Tests in vitro d'importation classiques utilisent des plantes cultivées sur MS norme milieu de gélose 6,17,18. Dans le cas du mutant sp1 décrit ici, de tels dosages conventionnels n'a pas révélé de différences dans l' importation de protéines par rapport au WT 3. Cependant, le rôle du SP1 dans la régulation de l' importation de protéines est clairement révélée lorsque l' importation de protéines est évaluée dans des conditions de stress en utilisant les procédés décrits ici (figure 1). Tandis qu'il may pas possible de comparer directement les données d'importation à partir des conditions de stress test avec ceux obtenus à partir de tests classiques (comme les méthodes utilisent les plantes cultivées en culture liquide et sur milieu agar, respectivement), les comparaisons entre le stress et les non-stress conditions sont réalisables à condition que les plantes cultivées sont tous dans le même milieu de culture liquide, avec ou sans facteurs de stress.

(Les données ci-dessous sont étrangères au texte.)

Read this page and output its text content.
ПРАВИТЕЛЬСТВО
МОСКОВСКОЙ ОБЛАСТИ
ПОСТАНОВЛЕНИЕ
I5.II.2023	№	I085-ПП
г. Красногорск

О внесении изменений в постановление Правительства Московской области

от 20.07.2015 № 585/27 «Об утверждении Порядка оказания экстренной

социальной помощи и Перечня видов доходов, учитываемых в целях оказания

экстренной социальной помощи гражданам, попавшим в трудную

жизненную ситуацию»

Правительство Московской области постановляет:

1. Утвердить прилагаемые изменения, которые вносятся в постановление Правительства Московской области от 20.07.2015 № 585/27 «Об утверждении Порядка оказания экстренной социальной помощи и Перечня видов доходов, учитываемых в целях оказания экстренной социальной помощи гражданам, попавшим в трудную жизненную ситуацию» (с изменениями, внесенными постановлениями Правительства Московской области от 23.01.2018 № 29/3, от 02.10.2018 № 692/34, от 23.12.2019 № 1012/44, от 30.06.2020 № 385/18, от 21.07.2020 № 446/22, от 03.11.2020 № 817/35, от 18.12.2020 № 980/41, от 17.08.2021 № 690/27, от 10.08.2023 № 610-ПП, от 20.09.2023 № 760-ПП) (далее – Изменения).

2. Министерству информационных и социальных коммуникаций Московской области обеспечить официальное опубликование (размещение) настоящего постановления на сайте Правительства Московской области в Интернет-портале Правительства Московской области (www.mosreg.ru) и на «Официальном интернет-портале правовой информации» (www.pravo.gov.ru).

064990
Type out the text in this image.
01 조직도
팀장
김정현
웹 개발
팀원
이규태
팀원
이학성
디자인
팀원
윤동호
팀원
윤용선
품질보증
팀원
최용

En comparaison avec le traitement du stress sur un milieu gélose, la culture liquide est plus commode pour le traitement des grands nombres de plantes nécessaires pour des tests in vitro à l'importation. Par ailleurs, il facilite l'application uniforme du facteur de stress à toutes les plantes, ce qui est particulièrement important pour les traitements de stress à court terme. La méthode présentée ici a été appliqué pour étudier le stress osmotique en utilisant un traitement de mannitol, mais pourrait facilement être adapté à un large éventail d'autres contraintes; par exemple, le stress de sel à court terme et le stress oxydatif, pour lesquels les facteurs de stress correspondants pourraient be appliquée de façon similaire par l'intermédiaire de milieu MS liquide. Pour les autres types de contraintes, nous suggérons le degré de stress est d'abord optimisé; trop sévères traitements peuvent avoir des effets néfastes sur le rendement et / ou de la compétence d'importation des organites isolés.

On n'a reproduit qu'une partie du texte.